A única conclusão a extrair aqui é que jantares de casalinhos são eventos a evitar sempre que seja possível jantar com pessoas normais ou mesmo sozinho/a. No entanto é também importante ter atenção, no caso infeliz de nos envolvermos em tal situação, pois a informação obtida poderá ser útil a outras pessoas inocentes que se deparem com o mesmo problema no futuro.

4 Comments:

Blogger Pinky said...

Fica aqui uma adenda: Pior que casalinhos felizes, só mesmo casalinhos felizes a passearem-se pela beira-mar num dia de sol resplandecente e calor abrasador. Enormemente agradecida por este post altruísta (Cruzes canhoto!, que não me veja em tais jantares nos próximos tempos!), *Pinky*

12:29 da manhã  
Blogger Ludmila said...

Eu como membra honorária de uma associação casalinhesca, venho decretar guerra a este blog... :)
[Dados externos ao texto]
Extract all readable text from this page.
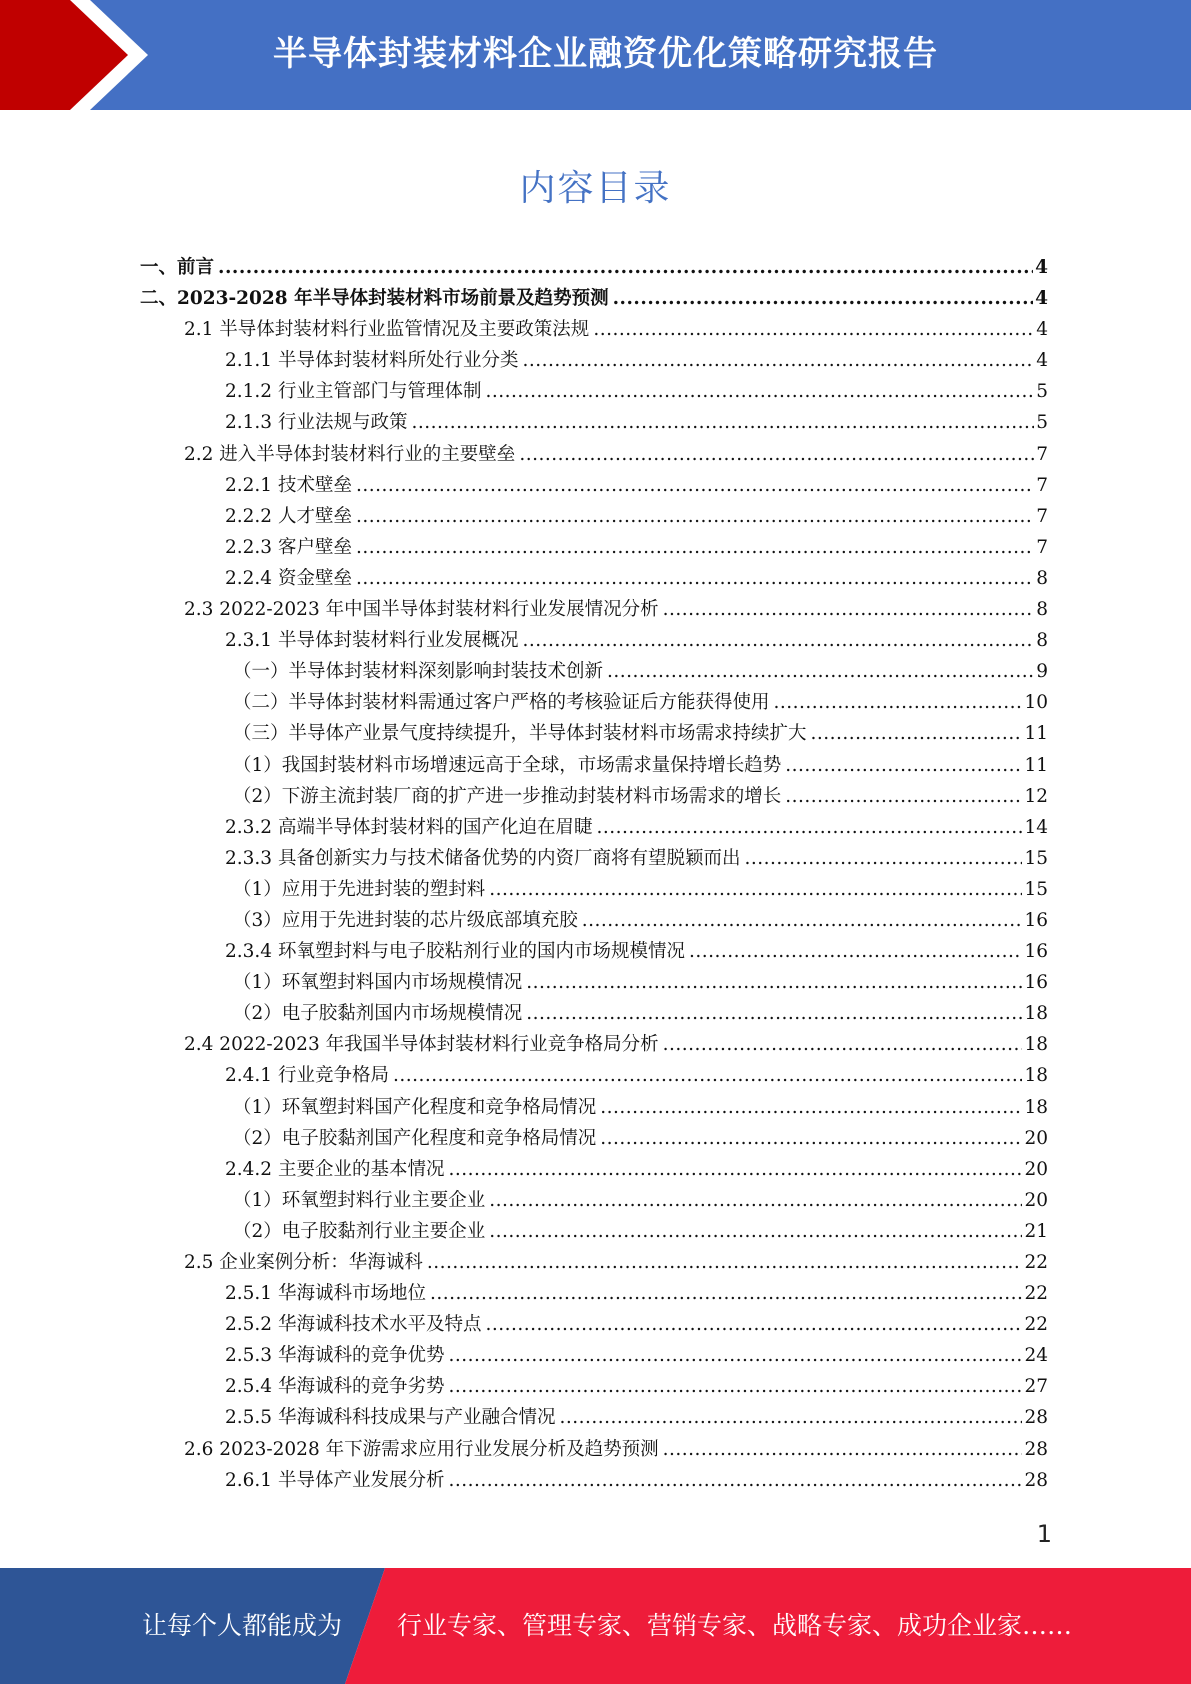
半导体封装材料企业融资优化策略研究报告
内容目录
一、前言 .....	4
二、2023-2028 年半导体封装材料市场前景及趋势预测 .....	4
2.1 半导体封装材料行业监管情况及主要政策法规 .....	4
2.1.1 半导体封装材料所处行业分类 .....	4
2.1.2 行业主管部门与管理体制 .....	5
2.1.3 行业法规与政策 .....	5
2.2 进入半导体封装材料行业的主要壁垒 .....	7
2.2.1 技术壁垒 .....	7
2.2.2 人才壁垒 .....	7
2.2.3 客户壁垒 .....	7
2.2.4 资金壁垒 .....	8
2.3 2022-2023 年中国半导体封装材料行业发展情况分析 .....	8
2.3.1 半导体封装材料行业发展概况 .....	8
（一）半导体封装材料深刻影响封装技术创新 .....	9
（二）半导体封装材料需通过客户严格的考核验证后方能获得使用 .....	10
（三）半导体产业景气度持续提升，半导体封装材料市场需求持续扩大 .....	11
（1）我国封装材料市场增速远高于全球，市场需求量保持增长趋势 .....	11
（2）下游主流封装厂商的扩产进一步推动封装材料市场需求的增长 .....	12
2.3.2 高端半导体封装材料的国产化迫在眉睫 .....	14
2.3.3 具备创新实力与技术储备优势的内资厂商将有望脱颖而出 .....	15
（1）应用于先进封装的塑封料 .....	15
（3）应用于先进封装的芯片级底部填充胶 .....	16
2.3.4 环氧塑封料与电子胶粘剂行业的国内市场规模情况 .....	16
（1）环氧塑封料国内市场规模情况 .....	16
（2）电子胶黏剂国内市场规模情况 .....	18
2.4 2022-2023 年我国半导体封装材料行业竞争格局分析 .....	18
2.4.1 行业竞争格局 .....	18
（1）环氧塑封料国产化程度和竞争格局情况 .....	18
（2）电子胶黏剂国产化程度和竞争格局情况 .....	20
2.4.2 主要企业的基本情况 .....	20
（1）环氧塑封料行业主要企业 .....	20
（2）电子胶黏剂行业主要企业 .....	21
2.5 企业案例分析：华海诚科 .....	22
2.5.1 华海诚科市场地位 .....	22
2.5.2 华海诚科技术水平及特点 .....	22
2.5.3 华海诚科的竞争优势 .....	24
2.5.4 华海诚科的竞争劣势 .....	27
2.5.5 华海诚科科技成果与产业融合情况 .....	28
2.6 2023-2028 年下游需求应用行业发展分析及趋势预测 .....	28
2.6.1 半导体产业发展分析 .....	28
1
让每个人都能成为 行业专家、管理专家、营销专家、战略专家、成功企业家……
Acho que os jantares de casalinhos são necessários à humanidade, pois há que compensar o divertimento dos "promíscuos" descomprometidos... Afinal não queremos que o mundo fique desequilibrado...

Os olhares com "!" e "..." são vitais para o comprometimento Dostoievskiano, além de que Kafka indica em inúmeras passagens como são vitais estas trocas de intimidade...
O cansaço pós-jantar de casalinhos, é perfeitamente normal, visto dedicarmos mta energia a 'casalinhar'.
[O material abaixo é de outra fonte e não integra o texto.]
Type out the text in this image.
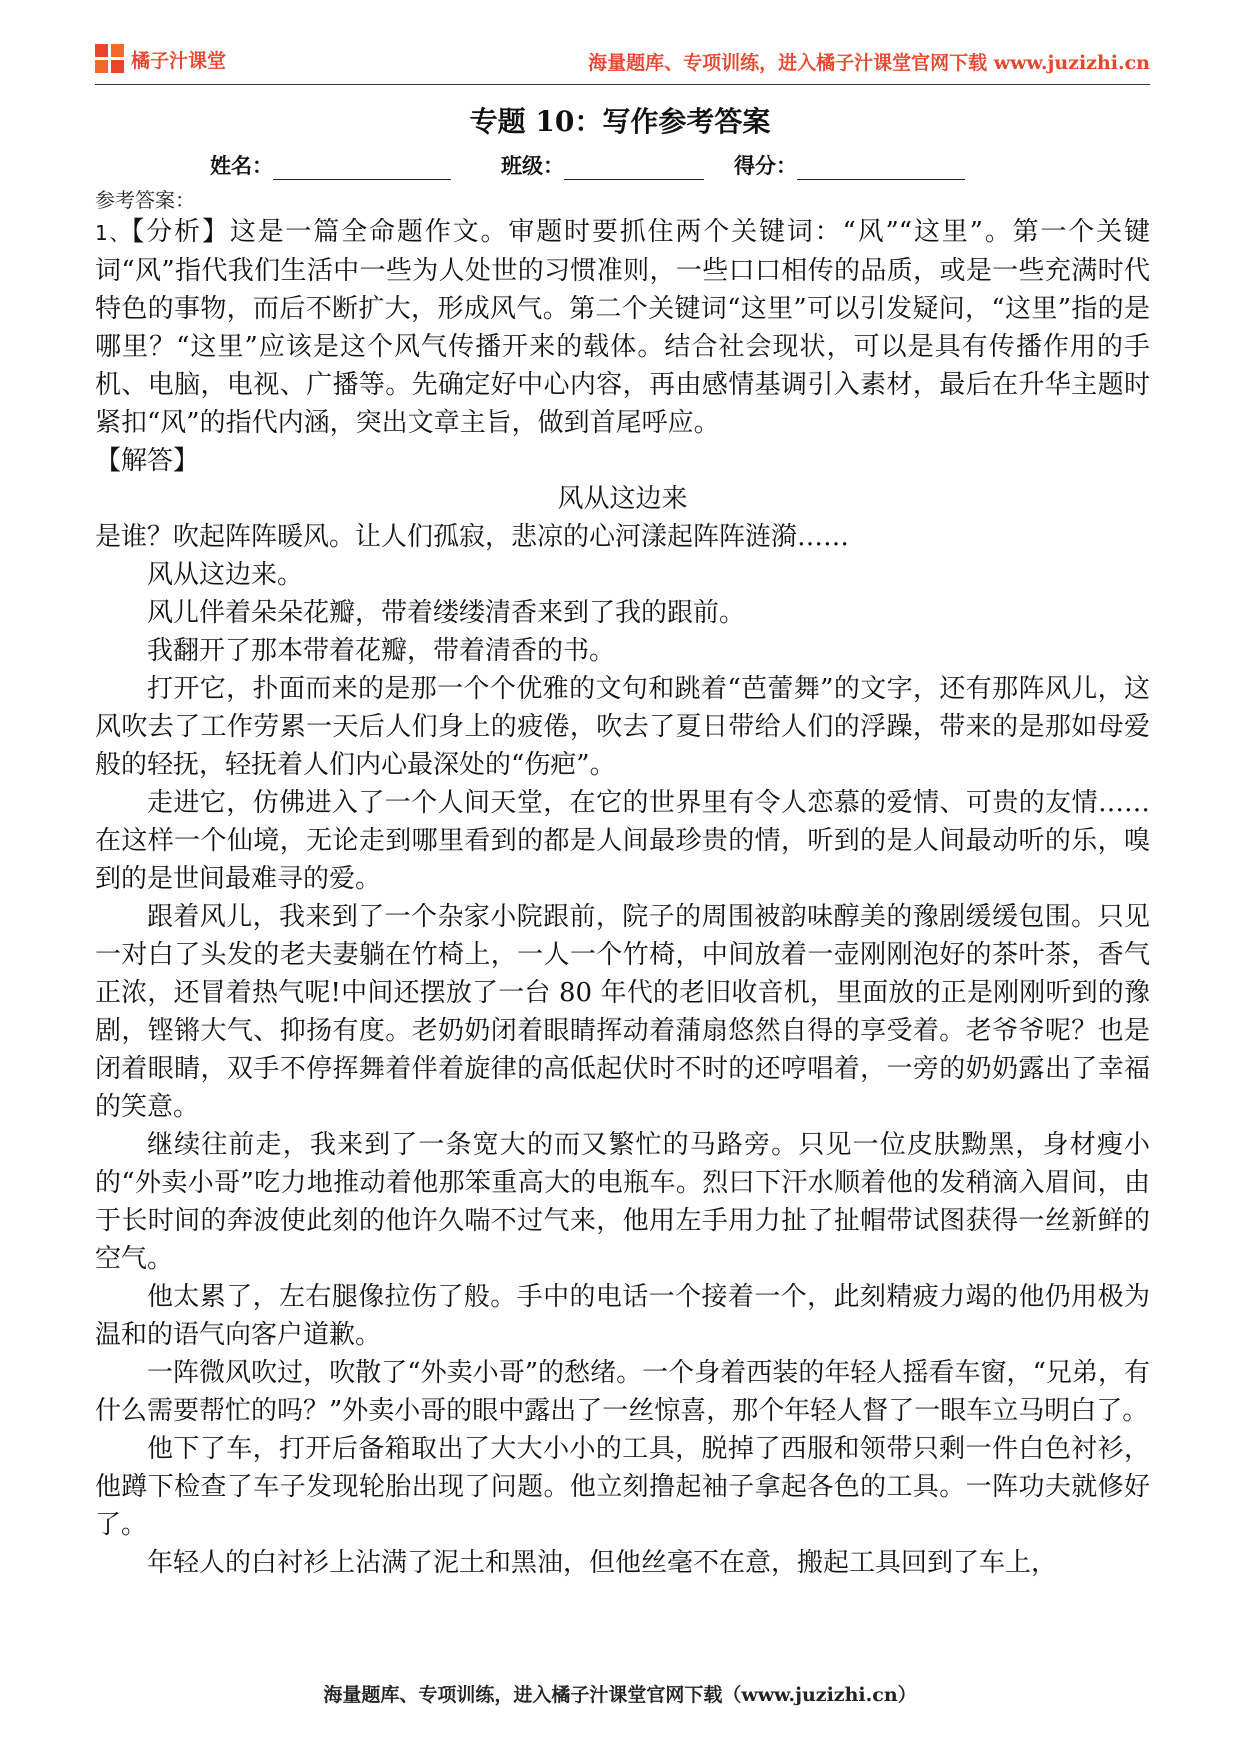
橘子汁课堂	海量题库、专项训练，进入橘子汁课堂官网下载 www.juzizhi.cn
专题 10：写作参考答案
姓名：	班级：	得分：
参考答案：

1、【分析】这是一篇全命题作文。审题时要抓住两个关键词：“风”“这里”。第一个关键词“风”指代我们生活中一些为人处世的习惯准则，一些口口相传的品质，或是一些充满时代特色的事物，而后不断扩大，形成风气。第二个关键词“这里”可以引发疑问，“这里”指的是哪里？“这里”应该是这个风气传播开来的载体。结合社会现状，可以是具有传播作用的手机、电脑，电视、广播等。先确定好中心内容，再由感情基调引入素材，最后在升华主题时紧扣“风”的指代内涵，突出文章主旨，做到首尾呼应。

【解答】

风从这边来

是谁？吹起阵阵暖风。让人们孤寂，悲凉的心河漾起阵阵涟漪……

风从这边来。

风儿伴着朵朵花瓣，带着缕缕清香来到了我的跟前。

我翻开了那本带着花瓣，带着清香的书。

打开它，扑面而来的是那一个个优雅的文句和跳着“芭蕾舞”的文字，还有那阵风儿，这风吹去了工作劳累一天后人们身上的疲倦，吹去了夏日带给人们的浮躁，带来的是那如母爱般的轻抚，轻抚着人们内心最深处的“伤疤”。

走进它，仿佛进入了一个人间天堂，在它的世界里有令人恋慕的爱情、可贵的友情……在这样一个仙境，无论走到哪里看到的都是人间最珍贵的情，听到的是人间最动听的乐，嗅到的是世间最难寻的爱。

跟着风儿，我来到了一个杂家小院跟前，院子的周围被韵味醇美的豫剧缓缓包围。只见一对白了头发的老夫妻躺在竹椅上，一人一个竹椅，中间放着一壶刚刚泡好的茶叶茶，香气正浓，还冒着热气呢!中间还摆放了一台 80 年代的老旧收音机，里面放的正是刚刚听到的豫剧，铿锵大气、抑扬有度。老奶奶闭着眼睛挥动着蒲扇悠然自得的享受着。老爷爷呢？也是闭着眼睛，双手不停挥舞着伴着旋律的高低起伏时不时的还哼唱着，一旁的奶奶露出了幸福的笑意。

继续往前走，我来到了一条宽大的而又繁忙的马路旁。只见一位皮肤黝黑，身材瘦小的“外卖小哥”吃力地推动着他那笨重高大的电瓶车。烈曰下汗水顺着他的发稍滴入眉间，由于长时间的奔波使此刻的他许久喘不过气来，他用左手用力扯了扯帽带试图获得一丝新鲜的空气。

他太累了，左右腿像拉伤了般。手中的电话一个接着一个，此刻精疲力竭的他仍用极为温和的语气向客户道歉。

一阵微风吹过，吹散了“外卖小哥”的愁绪。一个身着西装的年轻人摇看车窗，“兄弟，有什么需要帮忙的吗？”外卖小哥的眼中露出了一丝惊喜，那个年轻人督了一眼车立马明白了。

他下了车，打开后备箱取出了大大小小的工具，脱掉了西服和领带只剩一件白色衬衫，他蹲下检查了车子发现轮胎出现了问题。他立刻撸起袖子拿起各色的工具。一阵功夫就修好了。

年轻人的白衬衫上沾满了泥土和黑油，但他丝毫不在意，搬起工具回到了车上，

海量题库、专项训练，进入橘子汁课堂官网下载（www.juzizhi.cn）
Enfim... Vivam os casalinhos...

Membro nº 2123145134234141231255436345 da ACFOMMOTMMMTSRUD (Associação dos Casalinhos Felizes Ou Mais ou Menos Ou a Tentar Mais ou Menos Mas Talvez surta Resultado Um Dia) Ou qq coisa assim.. lol

2:41 da manhã  
Blogger Eurico Z. Cebolo, Reitor U.Parv. said...

Hmmm então tem de haver jantares de casalinhos para compensar jantares normais... Não consigo deixar de sentir que este argumento viola de algum modo a Declaração Universal dos Direitos Humanos xD

Mas enfim, há que respeitar a liberdade de expressão e aceitar todo o tipo de comentários propagandistas... ainda que só façam sentido para casalinhos :P

Já agora 2 sugestões: "Sindicato dos Casalinhos" tinha um impacto retórico muito maior; e quanto ao número de membro, porque não adoptar uma notação arredondada com potências de base dez?

8:59 da tarde  
Blogger Ludmila said...

Exmos Srs (e/ou talvez Sras) que odeiam casalinhos,

O Mundo tende para o equilibrio... E vocês (os não 'acasalinhados') é que nos forçam a tanto mel e tanta melgosidade... Pela vossa excessiva proactividade quanto a serem independentes (viva a ditadura casalinhesca). Nós vivemos agarrados e a acasalinhar pq vcs são dados 'à loucura' (tsk tsk).

Quanto ao nº redondo de notação xpto... Não exija potências desnecessárias a um membro do Sindicato... humpf.